DIPLOMATIE : Le Gabon au cœur des enjeux de la diplomatie de l’eau à Yaoundé

Le mardi 28 avril dernier, l’hôtel Hilton de Yaoundé (Cameroun) a accueilli le lancement officiel du Plan national de mise en œuvre de la Convention des Nations Unies sur l’eau. La cérémonie a été présidée par Gaston ELOUNDOU, Ministre camerounais de l’Eau et de l’Énergie, en présence de nombreux diplomates, experts et partenaires techniques.

Il s’agit concrètement pour le Cameroun de déployer les Convention d'Helsinki de 1992 et celle sur le droit relatif aux utilisations des cours d'eau internationaux à des fins autres que la navigation (New York, 1997). 

Ces différentes Conventions visent à structurer la gestion durable des ressources en eau, tant au niveau national que transfrontalier, afin de garantir l’accès à l'eau potable, à l'assainissement et à la santé, conformément au Protocole sur l'eau et la santé.

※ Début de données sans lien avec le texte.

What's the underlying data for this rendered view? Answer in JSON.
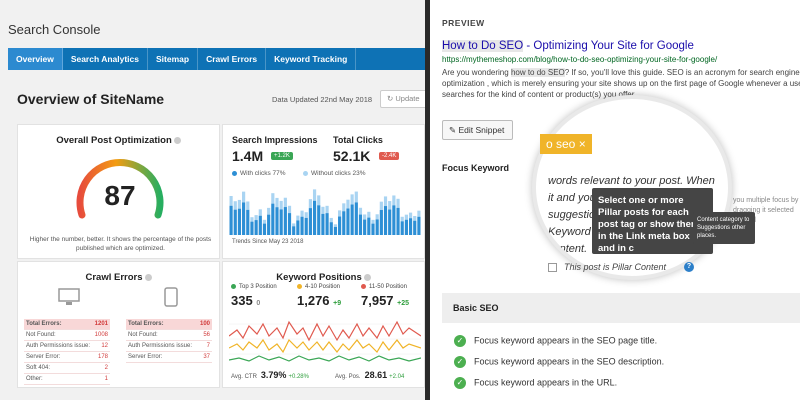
{
  "search_console": {
    "title": "Search Console",
    "tabs": [
      "Overview",
      "Search Analytics",
      "Sitemap",
      "Crawl Errors",
      "Keyword Tracking"
    ],
    "overview_title": "Overview of SiteName",
    "date_label": "Data Updated 22nd May 2018",
    "update_label": "Update",
    "post_optimization": {
      "heading": "Overall Post Optimization",
      "score": "87",
      "note": "Higher the number, better. It shows the percentage of the posts published which are optimized."
    },
    "impressions": {
      "label": "Search Impressions",
      "value": "1.4M",
      "badge": "+1.2K",
      "clicks_label": "Total Clicks",
      "clicks_value": "52.1K",
      "clicks_badge": "-2.4K",
      "legend_with": "With clicks 77%",
      "legend_without": "Without clicks 23%",
      "trend_note": "Trends Since May 23 2018"
    },
    "crawl_errors": {
      "heading": "Crawl Errors",
      "desktop": [
        {
          "k": "Total Errors:",
          "v": "1201"
        },
        {
          "k": "Not Found:",
          "v": "1008"
        },
        {
          "k": "Auth Permissions issue:",
          "v": "12"
        },
        {
          "k": "Server Error:",
          "v": "178"
        },
        {
          "k": "Soft 404:",
          "v": "2"
        },
        {
          "k": "Other:",
          "v": "1"
        }
      ],
      "mobile": [
        {
          "k": "Total Errors:",
          "v": "100"
        },
        {
          "k": "Not Found:",
          "v": "56"
        },
        {
          "k": "Auth Permissions issue:",
          "v": "7"
        },
        {
          "k": "Server Error:",
          "v": "37"
        }
      ]
    },
    "keyword_positions": {
      "heading": "Keyword Positions",
      "top3_label": "Top 3 Position",
      "top3_value": "335",
      "top3_delta": "0",
      "p4_10_label": "4-10 Position",
      "p4_10_value": "1,276",
      "p4_10_delta": "+9",
      "p11_50_label": "11-50 Position",
      "p11_50_value": "7,957",
      "p11_50_delta": "+25",
      "avg_ctr_label": "Avg. CTR",
      "avg_ctr_value": "3.79%",
      "avg_ctr_delta": "+0.28%",
      "avg_pos_label": "Avg. Pos.",
      "avg_pos_value": "28.61",
      "avg_pos_delta": "+2.04"
    }
  },
  "preview": {
    "heading": "PREVIEW",
    "serp_title_kw": "How to Do SEO",
    "serp_title_rest": " - Optimizing Your Site for Google",
    "serp_url": "https://mythemeshop.com/blog/how-to-do-seo-optimizing-your-site-for-google/",
    "serp_desc_1": "Are you wondering ",
    "serp_desc_kw": "how to do SEO",
    "serp_desc_2": "? If so, you'll love this guide. SEO is an acronym for search engine optimization , which is merely ensuring your site shows up on the first page of Google whenever a user searches for the kind of content or product(s) you offer.",
    "edit_snippet": "Edit Snippet",
    "focus_keyword_label": "Focus Keyword",
    "focus_tag": "o seo",
    "focus_tag_close": "×",
    "mag_text": "words relevant to your post. When it and you will get some suggestions. ct your Focus Keyword as well is page or in content.",
    "tooltip": "Select one or more Pillar posts for each post tag or show them in the Link meta box and in c",
    "tooltip_side": "Content category to Suggestions other places.",
    "ghost_text": "you multiple focus by dragging it selected internal",
    "pillar_label": "This post is Pillar Content",
    "pillar_help": "?",
    "basic_seo": "Basic SEO",
    "checks": [
      "Focus keyword appears in the SEO page title.",
      "Focus keyword appears in the SEO description.",
      "Focus keyword appears in the URL."
    ]
  },
  "colors": {
    "nav_blue": "#0e72b5",
    "green": "#2e9e3c",
    "red": "#d13b3b",
    "tag_orange": "#f0b429",
    "link_blue": "#1a0dab"
  }
}
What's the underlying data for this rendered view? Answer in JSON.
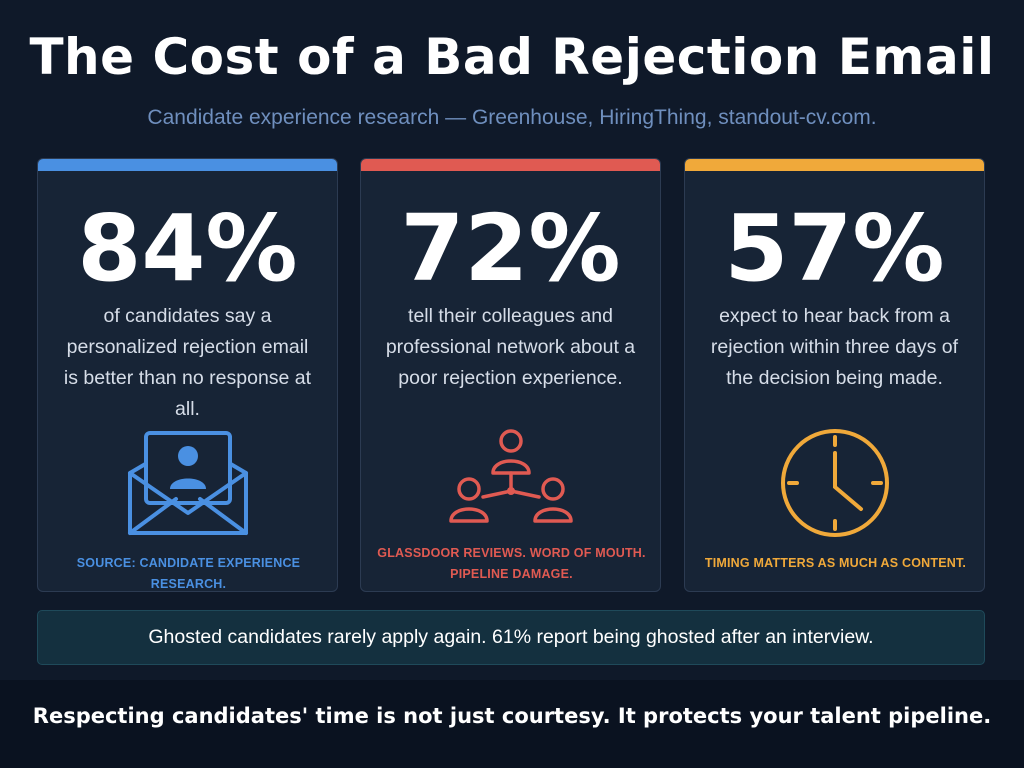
{
  "title": "The Cost of a Bad Rejection Email",
  "subtitle": "Candidate experience research — Greenhouse, HiringThing, standout-cv.com.",
  "cards": [
    {
      "stat": "84%",
      "description": "of candidates say a personalized rejection email is better than no response at all.",
      "caption": "SOURCE: CANDIDATE EXPERIENCE RESEARCH.",
      "accent": "#4a90e2",
      "icon": "envelope-person-icon"
    },
    {
      "stat": "72%",
      "description": "tell their colleagues and professional network about a poor rejection experience.",
      "caption": "GLASSDOOR REVIEWS. WORD OF MOUTH. PIPELINE DAMAGE.",
      "accent": "#e05a52",
      "icon": "network-people-icon"
    },
    {
      "stat": "57%",
      "description": "expect to hear back from a rejection within three days of the decision being made.",
      "caption": "TIMING MATTERS AS MUCH AS CONTENT.",
      "accent": "#f0a93a",
      "icon": "clock-icon"
    }
  ],
  "banner": "Ghosted candidates rarely apply again. 61% report being ghosted after an interview.",
  "footer": "Respecting candidates' time is not just courtesy. It protects your talent pipeline."
}
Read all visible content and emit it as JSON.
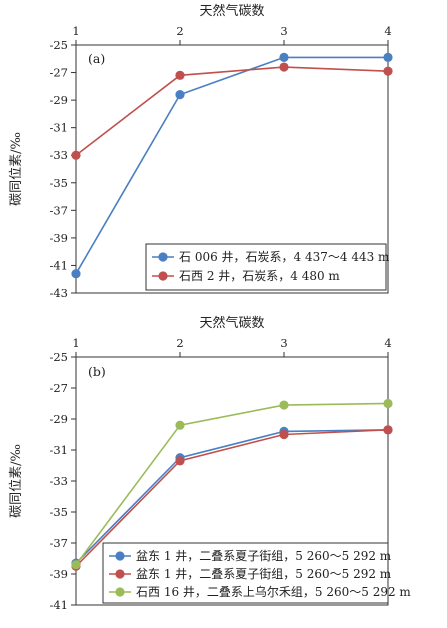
{
  "chart_data": [
    {
      "type": "line",
      "panel_label": "(a)",
      "xlabel": "天然气碳数",
      "ylabel": "碳同位素/‰",
      "x": [
        1,
        2,
        3,
        4
      ],
      "xticks": [
        "1",
        "2",
        "3",
        "4"
      ],
      "xaxis_position": "top",
      "ylim": [
        -43,
        -25
      ],
      "yticks": [
        "-25",
        "-27",
        "-29",
        "-31",
        "-33",
        "-35",
        "-37",
        "-39",
        "-41",
        "-43"
      ],
      "grid": false,
      "legend_position": "bottom-right",
      "series": [
        {
          "name": "石 006 井，石炭系，4 437～4 443 m",
          "color": "#4a7fc1",
          "values": [
            -41.6,
            -28.6,
            -25.9,
            -25.9
          ]
        },
        {
          "name": "石西 2 井，石炭系，4 480 m",
          "color": "#c0504d",
          "values": [
            -33.0,
            -27.2,
            -26.6,
            -26.9
          ]
        }
      ]
    },
    {
      "type": "line",
      "panel_label": "(b)",
      "xlabel": "天然气碳数",
      "ylabel": "碳同位素/‰",
      "x": [
        1,
        2,
        3,
        4
      ],
      "xticks": [
        "1",
        "2",
        "3",
        "4"
      ],
      "xaxis_position": "top",
      "ylim": [
        -41,
        -25
      ],
      "yticks": [
        "-25",
        "-27",
        "-29",
        "-31",
        "-33",
        "-35",
        "-37",
        "-39",
        "-41"
      ],
      "grid": false,
      "legend_position": "bottom-right",
      "series": [
        {
          "name": "盆东 1 井，二叠系夏子街组，5 260～5 292 m",
          "color": "#4a7fc1",
          "values": [
            -38.3,
            -31.5,
            -29.8,
            -29.7
          ]
        },
        {
          "name": "盆东 1 井，二叠系夏子街组，5 260～5 292 m",
          "color": "#c0504d",
          "values": [
            -38.5,
            -31.7,
            -30.0,
            -29.7
          ]
        },
        {
          "name": "石西 16 井，二叠系上乌尔禾组，5 260～5 292 m",
          "color": "#9bbb59",
          "values": [
            -38.4,
            -29.4,
            -28.1,
            -28.0
          ]
        }
      ]
    }
  ]
}
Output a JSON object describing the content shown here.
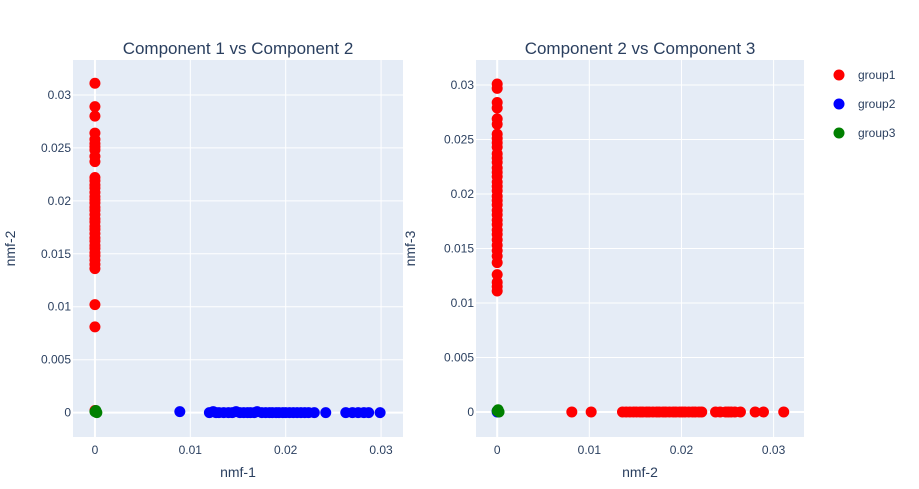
{
  "chart_data": [
    {
      "type": "scatter",
      "title": "Component 1 vs Component 2",
      "xlabel": "nmf-1",
      "ylabel": "nmf-2",
      "xlim": [
        -0.0023,
        0.0323
      ],
      "ylim": [
        -0.0023,
        0.0333
      ],
      "xticks": [
        0,
        0.01,
        0.02,
        0.03
      ],
      "xtick_labels": [
        "0",
        "0.01",
        "0.02",
        "0.03"
      ],
      "yticks": [
        0,
        0.005,
        0.01,
        0.015,
        0.02,
        0.025,
        0.03
      ],
      "ytick_labels": [
        "0",
        "0.005",
        "0.01",
        "0.015",
        "0.02",
        "0.025",
        "0.03"
      ],
      "grid": true,
      "series": [
        {
          "name": "group1",
          "color": "#ff0000",
          "points": [
            [
              0,
              0.0311
            ],
            [
              0,
              0.0289
            ],
            [
              0,
              0.028
            ],
            [
              0,
              0.0264
            ],
            [
              0,
              0.0258
            ],
            [
              0,
              0.0254
            ],
            [
              0,
              0.0251
            ],
            [
              0,
              0.0248
            ],
            [
              0,
              0.0242
            ],
            [
              0,
              0.0237
            ],
            [
              0,
              0.0222
            ],
            [
              0,
              0.0219
            ],
            [
              0,
              0.0215
            ],
            [
              0,
              0.0212
            ],
            [
              0,
              0.0208
            ],
            [
              0,
              0.0204
            ],
            [
              0,
              0.0201
            ],
            [
              0,
              0.0198
            ],
            [
              0,
              0.0194
            ],
            [
              0,
              0.0191
            ],
            [
              0,
              0.0187
            ],
            [
              0,
              0.0183
            ],
            [
              0,
              0.018
            ],
            [
              0,
              0.0176
            ],
            [
              0,
              0.0173
            ],
            [
              0,
              0.0169
            ],
            [
              0,
              0.0165
            ],
            [
              0,
              0.0162
            ],
            [
              0,
              0.0158
            ],
            [
              0,
              0.0155
            ],
            [
              0,
              0.0151
            ],
            [
              0,
              0.0148
            ],
            [
              0,
              0.0144
            ],
            [
              0,
              0.014
            ],
            [
              0,
              0.0136
            ],
            [
              0,
              0.0102
            ],
            [
              0,
              0.0081
            ],
            [
              0,
              0.0002
            ]
          ]
        },
        {
          "name": "group2",
          "color": "#0000ff",
          "points": [
            [
              0.0089,
              0.0001
            ],
            [
              0.012,
              0
            ],
            [
              0.0124,
              0.0001
            ],
            [
              0.0127,
              0
            ],
            [
              0.013,
              0
            ],
            [
              0.0135,
              0
            ],
            [
              0.014,
              0
            ],
            [
              0.0144,
              0
            ],
            [
              0.0148,
              0.0001
            ],
            [
              0.0152,
              0
            ],
            [
              0.0156,
              0
            ],
            [
              0.016,
              0
            ],
            [
              0.0163,
              0
            ],
            [
              0.0167,
              0
            ],
            [
              0.017,
              0.0001
            ],
            [
              0.0175,
              0
            ],
            [
              0.0179,
              0
            ],
            [
              0.0183,
              0
            ],
            [
              0.0186,
              0
            ],
            [
              0.019,
              0
            ],
            [
              0.0193,
              0
            ],
            [
              0.0197,
              0
            ],
            [
              0.02,
              0
            ],
            [
              0.0204,
              0
            ],
            [
              0.0208,
              0
            ],
            [
              0.0212,
              0
            ],
            [
              0.0216,
              0
            ],
            [
              0.022,
              0
            ],
            [
              0.0224,
              0
            ],
            [
              0.023,
              0
            ],
            [
              0.0242,
              0
            ],
            [
              0.0263,
              0
            ],
            [
              0.027,
              0
            ],
            [
              0.0276,
              0
            ],
            [
              0.0282,
              0
            ],
            [
              0.0287,
              0
            ],
            [
              0.0299,
              0
            ]
          ]
        },
        {
          "name": "group3",
          "color": "#008000",
          "points": [
            [
              0,
              0.0001
            ],
            [
              0.0001,
              0.0002
            ],
            [
              0.0002,
              0
            ],
            [
              0.0001,
              0.0001
            ]
          ]
        }
      ]
    },
    {
      "type": "scatter",
      "title": "Component 2 vs Component 3",
      "xlabel": "nmf-2",
      "ylabel": "nmf-3",
      "xlim": [
        -0.0023,
        0.0333
      ],
      "ylim": [
        -0.0023,
        0.0323
      ],
      "xticks": [
        0,
        0.01,
        0.02,
        0.03
      ],
      "xtick_labels": [
        "0",
        "0.01",
        "0.02",
        "0.03"
      ],
      "yticks": [
        0,
        0.005,
        0.01,
        0.015,
        0.02,
        0.025,
        0.03
      ],
      "ytick_labels": [
        "0",
        "0.005",
        "0.01",
        "0.015",
        "0.02",
        "0.025",
        "0.03"
      ],
      "grid": true,
      "series": [
        {
          "name": "group1",
          "color": "#ff0000",
          "points": [
            [
              0,
              0.0301
            ],
            [
              0,
              0.0297
            ],
            [
              0,
              0.0284
            ],
            [
              0,
              0.0279
            ],
            [
              0,
              0.0269
            ],
            [
              0,
              0.0264
            ],
            [
              0,
              0.0255
            ],
            [
              0,
              0.0251
            ],
            [
              0,
              0.0247
            ],
            [
              0,
              0.0243
            ],
            [
              0,
              0.0237
            ],
            [
              0,
              0.0233
            ],
            [
              0,
              0.0229
            ],
            [
              0,
              0.0224
            ],
            [
              0,
              0.022
            ],
            [
              0,
              0.0216
            ],
            [
              0,
              0.0211
            ],
            [
              0,
              0.0207
            ],
            [
              0,
              0.0203
            ],
            [
              0,
              0.0198
            ],
            [
              0,
              0.0194
            ],
            [
              0,
              0.019
            ],
            [
              0,
              0.0185
            ],
            [
              0,
              0.0181
            ],
            [
              0,
              0.0176
            ],
            [
              0,
              0.0172
            ],
            [
              0,
              0.0167
            ],
            [
              0,
              0.0163
            ],
            [
              0,
              0.0158
            ],
            [
              0,
              0.0153
            ],
            [
              0,
              0.0148
            ],
            [
              0,
              0.0143
            ],
            [
              0,
              0.0137
            ],
            [
              0,
              0.0126
            ],
            [
              0,
              0.0119
            ],
            [
              0,
              0.0115
            ],
            [
              0,
              0.0111
            ],
            [
              0.0081,
              0
            ],
            [
              0.0102,
              0
            ],
            [
              0.0136,
              0
            ],
            [
              0.014,
              0
            ],
            [
              0.0144,
              0
            ],
            [
              0.0148,
              0
            ],
            [
              0.0151,
              0
            ],
            [
              0.0155,
              0
            ],
            [
              0.0158,
              0
            ],
            [
              0.0162,
              0
            ],
            [
              0.0165,
              0
            ],
            [
              0.0169,
              0
            ],
            [
              0.0173,
              0
            ],
            [
              0.0176,
              0
            ],
            [
              0.018,
              0
            ],
            [
              0.0183,
              0
            ],
            [
              0.0187,
              0
            ],
            [
              0.0191,
              0
            ],
            [
              0.0194,
              0
            ],
            [
              0.0198,
              0
            ],
            [
              0.0201,
              0
            ],
            [
              0.0204,
              0
            ],
            [
              0.0208,
              0
            ],
            [
              0.0212,
              0
            ],
            [
              0.0215,
              0
            ],
            [
              0.0219,
              0
            ],
            [
              0.0222,
              0
            ],
            [
              0.0237,
              0
            ],
            [
              0.0242,
              0
            ],
            [
              0.0248,
              0
            ],
            [
              0.0251,
              0
            ],
            [
              0.0254,
              0
            ],
            [
              0.0258,
              0
            ],
            [
              0.0264,
              0
            ],
            [
              0.028,
              0
            ],
            [
              0.0289,
              0
            ],
            [
              0.0311,
              0
            ]
          ]
        },
        {
          "name": "group2",
          "color": "#0000ff",
          "points": [
            [
              0,
              0
            ],
            [
              0.0001,
              0
            ],
            [
              0,
              0.0001
            ]
          ]
        },
        {
          "name": "group3",
          "color": "#008000",
          "points": [
            [
              0,
              0.0001
            ],
            [
              0.0001,
              0.0001
            ],
            [
              0.0002,
              0
            ],
            [
              0.0001,
              0.0002
            ]
          ]
        }
      ]
    }
  ],
  "legend": {
    "placement": "top-right",
    "items": [
      {
        "name": "group1",
        "color": "#ff0000"
      },
      {
        "name": "group2",
        "color": "#0000ff"
      },
      {
        "name": "group3",
        "color": "#008000"
      }
    ]
  }
}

Le Gabon était représenté à cette rencontre de haut niveau par S.E.M Christ Hermann POUNAH, Directeur Général du Droit de la Mer au Ministère des Affaires Etrangères. Sa présence à ces travaux souligne l’intérêt que le Gouvernement gabonais accorde aux ressources en eau au sein de la région de l’Afrique centrale.

La rencontre de Yaoundé avait donc, entre autres ambitions, de définir une gouvernance concertée des ressources hydriques en Afrique centrale. Elle s’est articulée autour du renforcement des capacités et de la coopération régionale, leviers indispensables pour favoriser un accès équitable et durable à l’eau dans cette région.

A cette occasion, les partenaires de l’Union européenne ont réaffirmé leur engagement à accompagner ces initiatives de gouvernance durable.

Les pays riverains se doivent plus que jamais de collaborer pour prévenir, maîtriser et réduire la pollution des eaux de surface et souterraines qui traversent leurs frontières respectives à travers le tryptique suivant :

La sécurité hydrique : elle favorise une utilisation raisonnable et équitable des ressources, essentielle pour éviter les conflits et garantir un accès durable à l'eau.

L’approche holistique : la convention encourage une vision globale qui intègre la protection des écosystèmes et la biodiversité dans la gestion des bassins versants.

Le cadre juridique : en tant qu'accord international, elle fournit une base solide pour que les États membres adoptent des mesures nationales concertées.

Ouverte le 28 avril et bouclée le 30 avril 2026 par un atelier régional dédié à la gestion intégrée des eaux transfrontalières, cette rencontre a su mettre en évidence, la prévention des conflits, la lutte contre la pollution tout en favorisant une approche résolument écologique.

Ce riche programme d'échanges et de renforcement des capacités s'est achevé en posant les jalons d'une solidarité hydrique renforcée en Afrique centrale.